I’ve recently looked back at Cisco’s globalization strategy, something they put into place about a year ago.   It’s similar to a strategy I outlined for a client about 18 months ago, so I was curious how Cisco has done.

Very generically, the premise behind the strategy is that Western countries, and the US in particular, are mature, slow growth markets.  Cisco believes that most of it’s future growth will come from both BRIC countries and other emerging economies.   To that end, they plan to open ‘clone headquarters’ (my terminology) in a variety of emerging places, replicating all sales, marketing, R&D, production and HR locally.   The idea is to better serve the local markets with products specifically designed and tailored for local conditions.

The first of these to be opened was the Bangalore center.   A lot of people might say that this is just a huge cost cutting move, but I think it’s much more than that since, as Wim Elvink – Cisco’s Chief Globalization Officer puts it, labor rate arbitrage is just a temporary thing.  Instead, he outlines the following key facts:

  • 70% of the worlds population is within 5 hours flying of Bangalore
  • Most of the future growth is in Asia
  • Skilled labor needed by Cisco is more readily available in India
  • Lack of legacy infrastructure means huge opportunities for Cisco

Cisco has already moved 20% of VPs to Bangalore and a lot of executive staff, so they are putting their dollars behind this strategy.
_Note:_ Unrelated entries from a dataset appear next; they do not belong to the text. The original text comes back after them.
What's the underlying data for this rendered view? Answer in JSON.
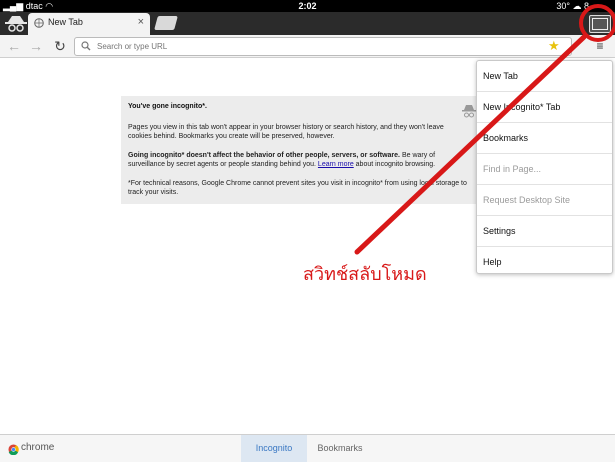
{
  "status_bar": {
    "carrier": "dtac",
    "time": "2:02",
    "temperature": "30°",
    "battery": "8"
  },
  "tab": {
    "title": "New Tab",
    "close_label": "×"
  },
  "toolbar": {
    "back": "←",
    "forward": "→",
    "reload": "↻",
    "omnibox_placeholder": "Search or type URL",
    "star": "★",
    "menu": "≡"
  },
  "incognito": {
    "heading": "You've gone incognito*.",
    "p1": "Pages you view in this tab won't appear in your browser history or search history, and they won't leave cookies behind. Bookmarks you create will be preserved, however.",
    "p2_bold": "Going incognito* doesn't affect the behavior of other people, servers, or software.",
    "p2_rest": " Be wary of surveillance by secret agents or people standing behind you.",
    "p2_link": "Learn more",
    "p2_tail": " about incognito browsing.",
    "p3": "*For technical reasons, Google Chrome cannot prevent sites you visit in incognito* from using local storage to track your visits."
  },
  "menu": {
    "items": [
      {
        "label": "New Tab"
      },
      {
        "label": "New Incognito* Tab"
      },
      {
        "label": "Bookmarks"
      },
      {
        "label": "Find in Page..."
      },
      {
        "label": "Request Desktop Site"
      },
      {
        "label": "Settings"
      },
      {
        "label": "Help"
      }
    ]
  },
  "annotation": {
    "text": "สวิทช์สลับโหมด",
    "color": "#d81818"
  },
  "bottom_bar": {
    "brand": "chrome",
    "tabs": [
      {
        "label": "Incognito"
      },
      {
        "label": "Bookmarks"
      }
    ]
  },
  "colors": {
    "accent": "#3a78c3",
    "annotation": "#d81818"
  }
}
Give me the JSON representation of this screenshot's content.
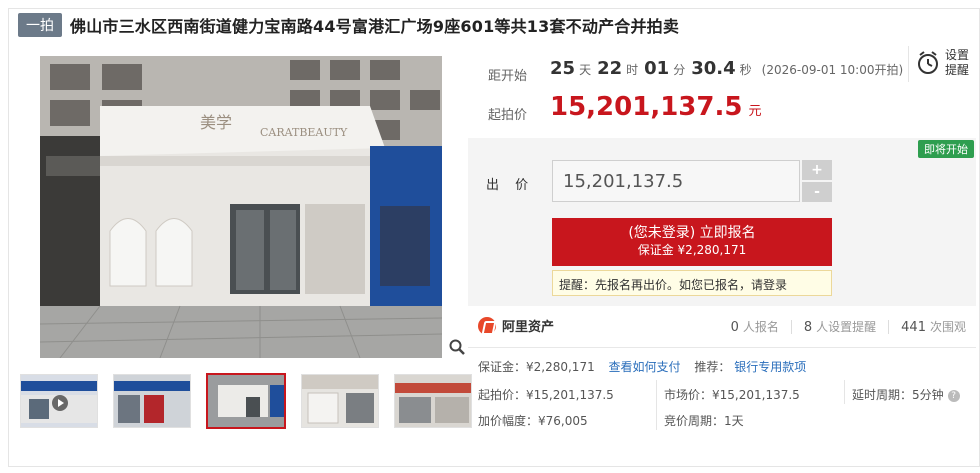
{
  "header": {
    "badge": "一拍",
    "title": "佛山市三水区西南街道健力宝南路44号富港汇广场9座601等共13套不动产合并拍卖"
  },
  "countdown": {
    "label": "距开始",
    "days": "25",
    "days_unit": "天",
    "hours": "22",
    "hours_unit": "时",
    "minutes": "01",
    "minutes_unit": "分",
    "seconds": "30.4",
    "seconds_unit": "秒",
    "start_note": "(2026-09-01 10:00开拍)"
  },
  "start_price": {
    "label": "起拍价",
    "value": "15,201,137.5",
    "unit": "元"
  },
  "remind": {
    "line1": "设置",
    "line2": "提醒",
    "icon": "alarm-clock-icon"
  },
  "bid": {
    "status_tag": "即将开始",
    "label": "出 价",
    "value": "15,201,137.5",
    "plus": "+",
    "minus": "-",
    "signup_main": "(您未登录) 立即报名",
    "signup_sub": "保证金 ¥2,280,171",
    "tip": "提醒：先报名再出价。如您已报名，请登录"
  },
  "seller": {
    "name": "阿里资产"
  },
  "stats": {
    "signups": "0",
    "signups_label": "人报名",
    "reminders": "8",
    "reminders_label": "人设置提醒",
    "views": "441",
    "views_label": "次围观"
  },
  "details": {
    "deposit": "保证金：¥2,280,171",
    "pay_link": "查看如何支付",
    "recommend": "推荐：",
    "bank_link": "银行专用款项",
    "start_price": "起拍价：¥15,201,137.5",
    "market_price": "市场价：¥15,201,137.5",
    "delay": "延时周期：5分钟",
    "increment": "加价幅度：¥76,005",
    "cycle": "竞价周期：1天"
  },
  "colors": {
    "accent_red": "#c8161d",
    "badge_gray": "#6c7a89",
    "status_green": "#2e9e4f",
    "link_blue": "#2a6ebb"
  }
}
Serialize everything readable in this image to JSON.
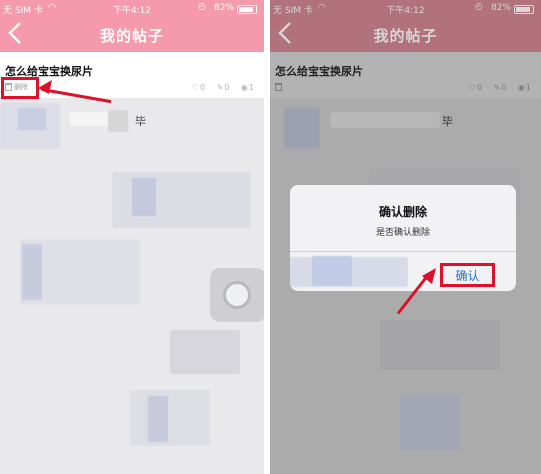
{
  "status": {
    "carrier": "无 SIM 卡",
    "time": "下午4:12",
    "battery": "82%"
  },
  "nav": {
    "title": "我的帖子"
  },
  "post": {
    "title": "怎么给宝宝换尿片",
    "delete_label": "删除",
    "likes": "0",
    "comments": "0",
    "views": "1"
  },
  "background": {
    "partial_text_left": "毕",
    "partial_text_right": "毕"
  },
  "dialog": {
    "title": "确认删除",
    "message": "是否确认删除",
    "confirm_label": "确认"
  },
  "colors": {
    "nav_bg": "#f59aac",
    "highlight": "#e0102a",
    "confirm_text": "#1c74d9"
  }
}
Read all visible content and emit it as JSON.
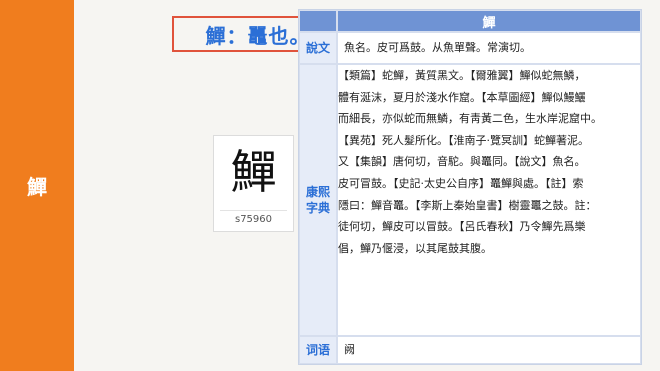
{
  "sidebar": {
    "char": "鱓"
  },
  "headline": "鱓：鼉也。",
  "seal": {
    "glyph": "鱓",
    "code": "s75960"
  },
  "table": {
    "header_char": "鱓",
    "shuowen": {
      "label": "說文",
      "text": "魚名。皮可爲鼓。从魚單聲。常演切。"
    },
    "kangxi": {
      "label_line1": "康熙",
      "label_line2": "字典",
      "lines": [
        "【類篇】蛇鱓，黃質黑文。【爾雅翼】鱓似蛇無鱗，",
        "體有涎沫，夏月於淺水作窟。【本草圖經】鱓似鰻鱺",
        "而細長，亦似蛇而無鱗，有靑黃二色，生水岸泥窟中。",
        "【異苑】死人髮所化。【淮南子·覽冥訓】蛇鱓著泥。",
        "又【集韻】唐何切，音駝。與鼉同。【說文】魚名。",
        "皮可冒鼓。【史記·太史公自序】鼉鱓與處。【註】索",
        "隱曰：鱓音鼉。【李斯上秦始皇書】樹靈鼉之鼓。註：",
        "徒何切，鱓皮可以冒鼓。【呂氏春秋】乃令鱓先爲樂",
        "倡，鱓乃偃浸，以其尾鼓其腹。"
      ]
    },
    "ciyu": {
      "label": "词语",
      "text": "阙"
    }
  }
}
I get the sense that it’s far too early to tell whether this is a success or not, although it has probably helped keep Cisco’s financials fairly healthy throughout the current financial crisis.

When I outlined a similar strategy for a client, it wasn’t nearly as radical.  Instead, the idea was that merging economies, particularly Brazil and China, were deep into open source.  That pervasive usage represents a huge opportunity to build out sophisticated new solutions that can be trialled in these countries and eventually brought back to the US.  Skill set, labor availability (Brazil alone graduates 20,000 computer science students a year) and a willingness of local governments to fund and use open source based solutions all made this an interesting strategy.

Of course, there is a tremendous downside for Western countries if all the innovation shifts to emerging economies.  But this is largely mitigated by the fact that most solution/product development is a lot of low-level integration grunt work.  The highly creative work of innovating completely new ways of doing things still remains, even at Cisco, in the Western world.  And, fundamentally, that’s really where the big money is.

Disclaimer: I am currently working on a project with Cisco, although it has nothing to do with this.